24.03.2022 - Flossbach von Storch

«Fausse sécurité»


«Fausse sécurité»
Thomas Lehr

En temps de crise, de nombreux investisseurs souhaitent couvrir leur portefeuille d'actions. Mais ce faisant, de nouveaux risques peuvent apparaître, explique Thomas Lehr, stratège de  marché des capitaux, dans un entretien.

Monsieur Lehr, ces dernières semaines, les bourses ont subi des pertes. Vaut-il la peine de couvrir son portefeuille d'actions ?

Thomas Lehr : C'est effectivement l'une des questions qui nous sont souvent posées en ce moment. Nous poursuivons une stratégie d'investissement fortement axée sur les valeurs réelles et il est donc compréhensible qu'en cas de baisse des cours, l'appel à la couverture se fasse plus pressant. Mais ce n'est pas aussi simple que cela.

Expliquez-nous cela un peu plus précisément.

Notre forte concentration sur les actions à une raison. Celle-ci réside dans le fait que l'inflation s'éloigne de plus en plus des taux d' intérêt . Les placements nominaux, qu'il s'agisse de liquidités ou d'obligations, ne permettent plus de maintenir le pouvoir d'achat à long terme. Les derniers développements n'y changent rien – au contraire, il est à craindre que l'inflation s'éloigne encore plus des taux d'intérêt.

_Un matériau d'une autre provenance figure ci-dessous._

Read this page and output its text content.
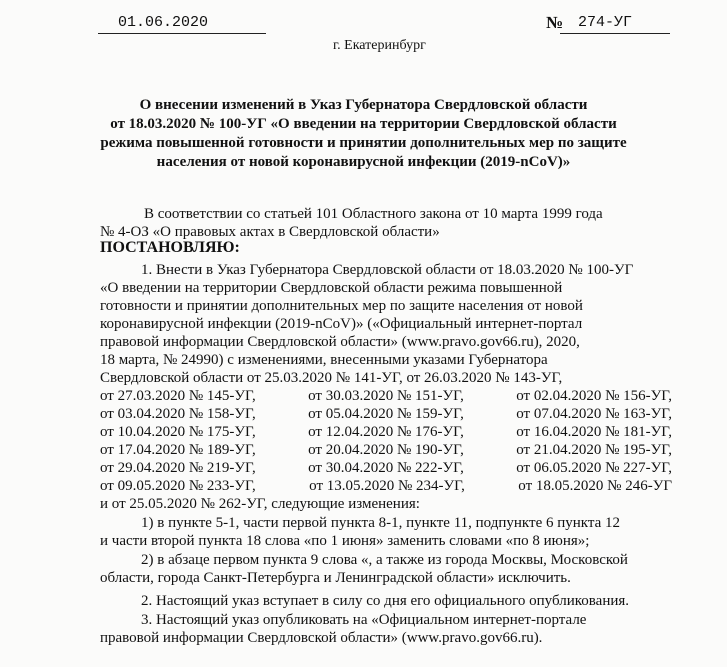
01.06.2020	№ 274-УГ
г. Екатеринбург
О внесении изменений в Указ Губернатора Свердловской области
от 18.03.2020 № 100-УГ «О введении на территории Свердловской области
режима повышенной готовности и принятии дополнительных мер по защите
населения от новой коронавирусной инфекции (2019-nCoV)»
В соответствии со статьей 101 Областного закона от 10 марта 1999 года
№ 4-ОЗ «О правовых актах в Свердловской области»
ПОСТАНОВЛЯЮ:
1. Внести в Указ Губернатора Свердловской области от 18.03.2020 № 100-УГ
«О введении на территории Свердловской области режима повышенной
готовности и принятии дополнительных мер по защите населения от новой
коронавирусной инфекции (2019-nCoV)» («Официальный интернет-портал
правовой информации Свердловской области» (www.pravo.gov66.ru), 2020,
18 марта, № 24990) с изменениями, внесенными указами Губернатора
Свердловской области от 25.03.2020 № 141-УГ, от 26.03.2020 № 143-УГ,
от 27.03.2020 № 145-УГ,	от 30.03.2020 № 151-УГ,	от 02.04.2020 № 156-УГ,
от 03.04.2020 № 158-УГ,	от 05.04.2020 № 159-УГ,	от 07.04.2020 № 163-УГ,
от 10.04.2020 № 175-УГ,	от 12.04.2020 № 176-УГ,	от 16.04.2020 № 181-УГ,
от 17.04.2020 № 189-УГ,	от 20.04.2020 № 190-УГ,	от 21.04.2020 № 195-УГ,
от 29.04.2020 № 219-УГ,	от 30.04.2020 № 222-УГ,	от 06.05.2020 № 227-УГ,
от 09.05.2020 № 233-УГ,	от 13.05.2020 № 234-УГ,	от 18.05.2020 № 246-УГ
и от 25.05.2020 № 262-УГ, следующие изменения:
1) в пункте 5-1, части первой пункта 8-1, пункте 11, подпункте 6 пункта 12
и части второй пункта 18 слова «по 1 июня» заменить словами «по 8 июня»;
2) в абзаце первом пункта 9 слова «, а также из города Москвы, Московской
области, города Санкт-Петербурга и Ленинградской области» исключить.
2. Настоящий указ вступает в силу со дня его официального опубликования.
3. Настоящий указ опубликовать на «Официальном интернет-портале
правовой информации Свердловской области» (www.pravo.gov66.ru).
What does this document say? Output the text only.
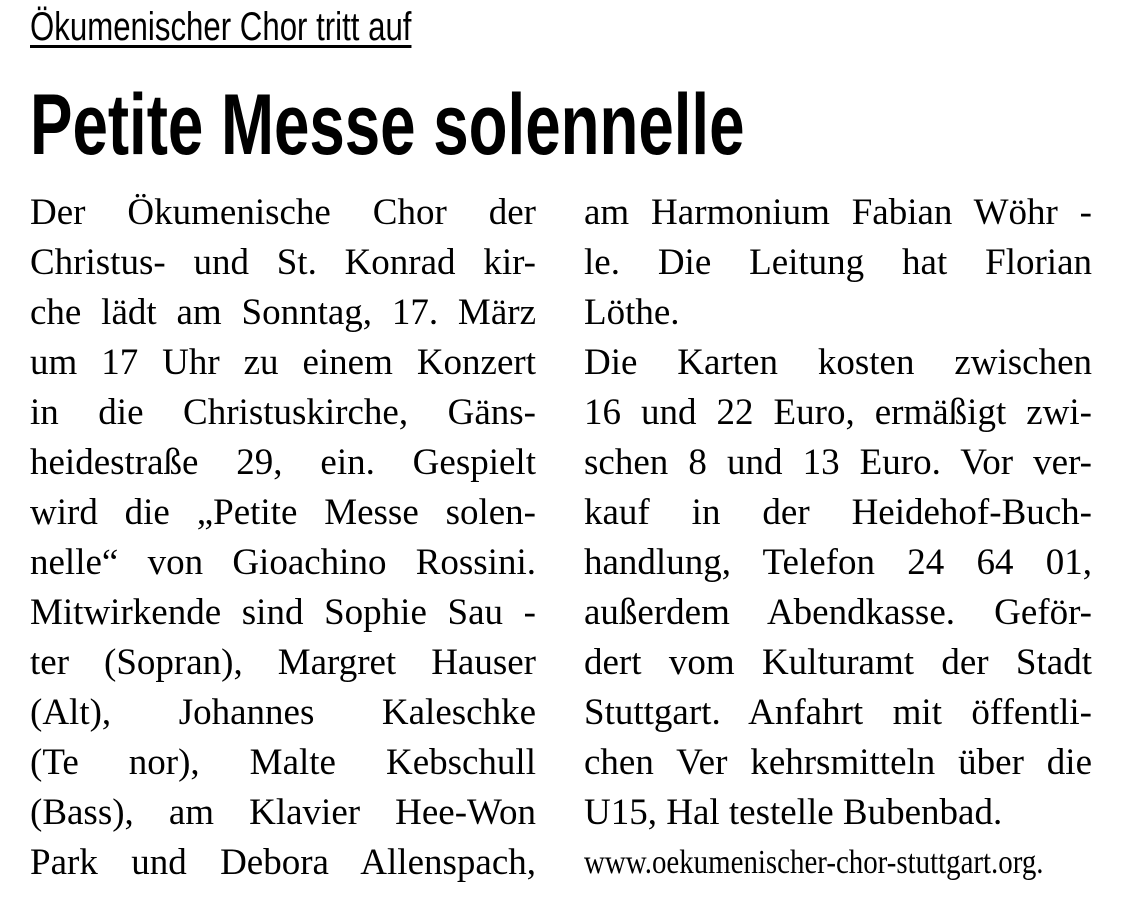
Ökumenischer Chor tritt auf
Petite Messe solennelle
Der Ökumenische Chor der
Christus- und St. Konrad kir-
che lädt am Sonntag, 17. März
um 17 Uhr zu einem Konzert
in die Christuskirche, Gäns-
heidestraße 29, ein. Gespielt
wird die „Petite Messe solen-
nelle“ von Gioachino Rossini.
Mitwirkende sind Sophie Sau -
ter (Sopran), Margret Hauser
(Alt), Johannes Kaleschke
(Te nor), Malte Kebschull
(Bass), am Klavier Hee-Won
Park und Debora Allenspach,
am Harmonium Fabian Wöhr -
le. Die Leitung hat Florian
Löthe.
Die Karten kosten zwischen
16 und 22 Euro, ermäßigt zwi-
schen 8 und 13 Euro. Vor ver-
kauf in der Heidehof-Buch-
handlung, Telefon 24 64 01,
außerdem Abendkasse. Geför-
dert vom Kulturamt der Stadt
Stuttgart. Anfahrt mit öffentli-
chen Ver kehrsmitteln über die
U15, Hal testelle Bubenbad.
www.oekumenischer-chor-stuttgart.org.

Celui qui protège maintenant son portefeuille de manière tactique contre les fluctuations de cours de ces mêmes actions qui font partie de la solution à long terme, prend un autre risque, peut-être beaucoup plus substantiel.

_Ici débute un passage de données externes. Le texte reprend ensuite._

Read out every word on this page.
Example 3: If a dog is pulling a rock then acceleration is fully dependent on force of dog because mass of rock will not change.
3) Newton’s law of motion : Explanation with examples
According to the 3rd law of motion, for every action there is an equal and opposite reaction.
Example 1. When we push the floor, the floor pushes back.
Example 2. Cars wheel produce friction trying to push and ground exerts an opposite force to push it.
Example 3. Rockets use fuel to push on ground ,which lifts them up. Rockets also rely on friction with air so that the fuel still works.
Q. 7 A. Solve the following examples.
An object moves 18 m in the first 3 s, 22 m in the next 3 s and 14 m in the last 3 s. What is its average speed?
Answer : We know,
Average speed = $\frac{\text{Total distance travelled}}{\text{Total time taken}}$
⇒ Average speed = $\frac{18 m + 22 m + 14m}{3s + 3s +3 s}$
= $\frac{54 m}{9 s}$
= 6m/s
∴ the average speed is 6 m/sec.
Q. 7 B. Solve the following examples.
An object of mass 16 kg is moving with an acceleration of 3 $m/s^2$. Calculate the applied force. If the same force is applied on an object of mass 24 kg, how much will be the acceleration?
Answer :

Mais rester les bras croisés ne peut pas non plus être une solution ?

Rester les bras croisés ne serait pas une bonne idée, c'est vrai. Mais la question est toujours de savoir comment traduire « activité ». Le réflexe de réagir en cas de fortes fluctuations des cours est dans la nature de la plupart des investisseurs et il est particulièrement marqué chez les investisseurs institutionnels. Il n'est pas rare que la question « Mais pour quoi je vous paie ? » résonne de manière inaudible, même lorsqu'elle n'a pas été prononcée. Or, la gestion des risques si souvent citée commence avant l'investissement et ne doit pas se limiter à une réaction frénétique lorsque se matérialisent des risques auxquels on n'avait pas pensé auparavant ou que l'on considérait comme improbables.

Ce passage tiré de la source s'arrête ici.